None of our papers, for instance, focused on the idea of displacement as the physical movement of people and things, though certainly the inherent portability of the magazine or book had an undeniable relevance to each of our topics. Instead, our presentations seemed to be connected by a desire to illuminate how graphic design itself was a form of displacement.  They highlighted how the flow of ideas and data through graphic design often takes on a form of conceptual and visual, if not physical, displacement as information is recontextualised, interpreted, and presented within new systems or structures. The relocation of objects, whether natural or architectural, into new design contexts through the use of images was also a key theme of Dr. Kelly's and my presentation, illustrating another way in which displacement is manifested in design.

Whether presenting ornament as a means of integrating the natural world into design, the magazine as an architectural product, or the graphic as statistical tool, each of our presentations also commented on how acts of redefinition often accompanies displacement. The idea of identity creation and transformation was another common theme of many of the panels I attended. In fact, one, titled "Identities: Indigenous, National, and Hybrid", addressed this topic directly - I was particularly struck by the paper "Exotic Ornamentation: Hybrid Styles and National Identity in the Design Center Philippines", presented by Judith Camille Rosette and Giselle Joyce Nadine de la Peña, both graduate students at the University of the Philippines. Their discussion of the government-founded Design Center Philippines, and its attempts in the 1970s and 1980s to create a state-sanctioned national style, was a fascinating and sobering look into an example of design activity shaped by dictatorship and economic interest. I was particularly struck that the Design Center often exploited the use of local patterns to lend an "exotic" or "authentic" air to their export products; the manipulation of motifs with cultural associations in design has to me always been a particularly intriguing and complicated topic.
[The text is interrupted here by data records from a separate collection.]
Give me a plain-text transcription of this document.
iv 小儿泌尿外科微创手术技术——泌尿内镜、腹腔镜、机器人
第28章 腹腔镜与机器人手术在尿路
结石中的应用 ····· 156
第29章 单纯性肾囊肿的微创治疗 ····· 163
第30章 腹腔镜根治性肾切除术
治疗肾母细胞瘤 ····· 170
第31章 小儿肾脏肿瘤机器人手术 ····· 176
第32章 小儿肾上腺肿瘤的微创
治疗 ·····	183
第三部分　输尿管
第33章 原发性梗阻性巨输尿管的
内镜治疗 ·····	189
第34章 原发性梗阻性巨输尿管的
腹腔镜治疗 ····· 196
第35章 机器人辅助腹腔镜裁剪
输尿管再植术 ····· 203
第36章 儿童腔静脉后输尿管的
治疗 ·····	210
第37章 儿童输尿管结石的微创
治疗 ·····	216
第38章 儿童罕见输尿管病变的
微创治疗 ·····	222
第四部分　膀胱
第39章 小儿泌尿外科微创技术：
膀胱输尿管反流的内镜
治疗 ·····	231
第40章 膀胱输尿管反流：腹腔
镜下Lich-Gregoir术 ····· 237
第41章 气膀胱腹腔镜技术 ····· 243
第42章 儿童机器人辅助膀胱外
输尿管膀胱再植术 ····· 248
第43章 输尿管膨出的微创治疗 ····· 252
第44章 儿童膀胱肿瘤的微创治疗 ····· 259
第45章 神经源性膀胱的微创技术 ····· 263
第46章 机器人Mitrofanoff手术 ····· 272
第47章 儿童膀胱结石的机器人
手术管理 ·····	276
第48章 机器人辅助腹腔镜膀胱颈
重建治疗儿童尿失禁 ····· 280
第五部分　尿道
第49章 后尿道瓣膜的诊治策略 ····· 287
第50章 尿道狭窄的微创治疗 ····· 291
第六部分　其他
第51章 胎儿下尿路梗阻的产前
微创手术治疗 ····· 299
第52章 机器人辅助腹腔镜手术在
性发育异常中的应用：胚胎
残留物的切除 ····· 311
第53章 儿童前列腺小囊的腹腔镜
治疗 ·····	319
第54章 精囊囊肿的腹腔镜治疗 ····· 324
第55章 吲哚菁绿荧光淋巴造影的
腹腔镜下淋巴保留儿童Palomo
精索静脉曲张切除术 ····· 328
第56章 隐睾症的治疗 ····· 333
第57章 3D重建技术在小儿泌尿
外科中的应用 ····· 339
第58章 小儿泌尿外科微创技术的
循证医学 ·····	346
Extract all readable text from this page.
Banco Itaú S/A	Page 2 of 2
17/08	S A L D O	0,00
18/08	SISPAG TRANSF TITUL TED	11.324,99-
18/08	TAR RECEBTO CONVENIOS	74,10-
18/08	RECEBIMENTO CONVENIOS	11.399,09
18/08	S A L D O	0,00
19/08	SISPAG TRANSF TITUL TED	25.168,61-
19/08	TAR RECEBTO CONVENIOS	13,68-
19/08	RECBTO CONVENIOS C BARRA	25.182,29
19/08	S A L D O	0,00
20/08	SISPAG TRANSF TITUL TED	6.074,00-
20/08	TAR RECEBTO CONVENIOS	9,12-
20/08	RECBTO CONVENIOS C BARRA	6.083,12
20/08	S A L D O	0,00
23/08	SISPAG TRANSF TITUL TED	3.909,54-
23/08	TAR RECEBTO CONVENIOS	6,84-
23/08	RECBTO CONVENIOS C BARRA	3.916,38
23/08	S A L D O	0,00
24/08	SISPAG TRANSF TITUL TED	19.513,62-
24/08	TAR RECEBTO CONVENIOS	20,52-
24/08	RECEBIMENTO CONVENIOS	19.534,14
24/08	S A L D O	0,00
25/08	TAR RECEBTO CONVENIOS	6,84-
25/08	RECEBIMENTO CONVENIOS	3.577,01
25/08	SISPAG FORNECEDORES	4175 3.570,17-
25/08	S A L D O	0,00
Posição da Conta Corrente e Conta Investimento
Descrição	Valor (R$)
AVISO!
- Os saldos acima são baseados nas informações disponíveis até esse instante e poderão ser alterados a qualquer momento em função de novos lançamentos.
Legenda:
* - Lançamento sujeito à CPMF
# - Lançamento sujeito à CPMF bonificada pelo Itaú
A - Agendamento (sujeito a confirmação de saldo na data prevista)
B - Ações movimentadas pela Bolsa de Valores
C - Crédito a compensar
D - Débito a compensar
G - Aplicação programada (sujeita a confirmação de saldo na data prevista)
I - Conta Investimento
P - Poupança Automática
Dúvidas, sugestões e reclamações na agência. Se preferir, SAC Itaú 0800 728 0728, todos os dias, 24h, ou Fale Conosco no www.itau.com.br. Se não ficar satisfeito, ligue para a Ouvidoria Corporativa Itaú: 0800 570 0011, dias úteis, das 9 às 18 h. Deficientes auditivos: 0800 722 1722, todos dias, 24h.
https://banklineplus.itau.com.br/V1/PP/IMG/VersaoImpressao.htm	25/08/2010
Images from Rosette’s and de la Peña’s presentation.

Identity was also a key theme of the most unique panel I attended, "Meet Me in St. Louis: Nationalism, Nostalgia, and Fashion as Displacement". In this panel, Dr. Ethan Robey, Dr. Marilyn Cohen, and BGC graduate student Rebecca Tuite discussed topics related to the 1904 Louisiana Purchase Exhibition and the 1944 film Meet Me in St. Louis, focusing on how this event and Hollywood production helped shape American cultural identity. The singular cohesiveness of this panel, which shifted effortlessly from discussion of the fair itself, to Hollywood-inspired Neo-Victorian trends in twentieth-century fashion, led to a particularly rich discussion. By pivoting around two key design objects, the presenters were each able to illuminate how Americanness has historically been developed by comparisons with the exotic "other" or by reliance on imagined visions of the pasts.

My enjoyment of this panel was not atypical. The many other panels that I attended that I have not mentioned here also provided rich discussions, stunning insights, and fascinating elaborations on the conference theme. The same also can be said about the wonderful keynotes by Dr. Tony Fry, Dr. Mabel O. Wilson, and Dr. Paul Chaat Smith. These three days of talks and presentations were ultimately not only educational, but inspiring. I thank the conveners for accepting my paper, as well as the Design History Society for supplying me with this bursary. I look forward to attending another DHS Conference in the future.

Nicholas de Godoy Lopes
Master's Student, History of Design and Curatorial Studies Program, Parsons School of Design and Cooper Hewitt, Smithsonian Design Museum

Headline image: Gathering for the first keynote on Thursday evening.